I've heard all the stories about how much det
Hi glad you got your respite I care for my mum on my own and it is getting very difficult everyday is an emotional roller coaster that is more difficult to pick myself up from , I know what you mean about it being a struggle to get the respite my mums cpn spent her visit last week telling us how mum would deteriorate if she went for respite and she would be worse at home when she came out. I sat thinking I don't want to hear this I want help, anyway she said I will ring in 2 weeks ,everything is in 2 weeks I need it now not in 2weeks I hope you enjoy your time off .
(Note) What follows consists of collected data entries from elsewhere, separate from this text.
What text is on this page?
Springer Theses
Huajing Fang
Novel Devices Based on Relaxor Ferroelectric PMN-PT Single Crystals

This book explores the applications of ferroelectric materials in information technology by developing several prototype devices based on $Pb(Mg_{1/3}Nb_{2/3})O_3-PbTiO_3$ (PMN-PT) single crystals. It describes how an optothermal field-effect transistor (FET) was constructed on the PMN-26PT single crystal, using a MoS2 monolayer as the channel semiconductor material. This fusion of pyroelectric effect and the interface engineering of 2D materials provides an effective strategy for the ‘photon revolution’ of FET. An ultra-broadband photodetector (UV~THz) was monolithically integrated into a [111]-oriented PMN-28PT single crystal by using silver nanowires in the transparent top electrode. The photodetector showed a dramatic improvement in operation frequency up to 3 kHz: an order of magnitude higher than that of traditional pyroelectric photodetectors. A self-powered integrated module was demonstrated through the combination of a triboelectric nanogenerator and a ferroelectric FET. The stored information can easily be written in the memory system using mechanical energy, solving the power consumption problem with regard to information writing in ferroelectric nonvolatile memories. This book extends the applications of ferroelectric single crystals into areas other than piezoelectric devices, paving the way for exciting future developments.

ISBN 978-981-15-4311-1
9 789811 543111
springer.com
I've talked to others and yes they may well deteriorate in a home even after a short time but whats the alternative? There isn't any. You stick to your guns and say you've got carers burnout and will break if you don't get help now, not in 2 weeks. Thank you for saying enjoy my time off! I'll certainly try!!!!!
 

MaryMac54

Registered User
Aug 23, 2019
13
These threads are littered with postings from valient carers who really need to put their PWD in a care home. Not for a week, but for ever. It is bound to be horrible, like a bereavement, but nobody should be forced to endure the sort of pressure you @Andrea57 are having to bear. It will mean professional care for him, and relief for you, so nothing at all reproachable.
Having to make that decision now. I have had to stand back and realise that my loved one needs more than I can give him. You end up where you feel damned if you and damned if you don't. If you collapse you can't look after your loved one anyway and the choices will be limited. I feel at least I can still defend him to the best of my ability.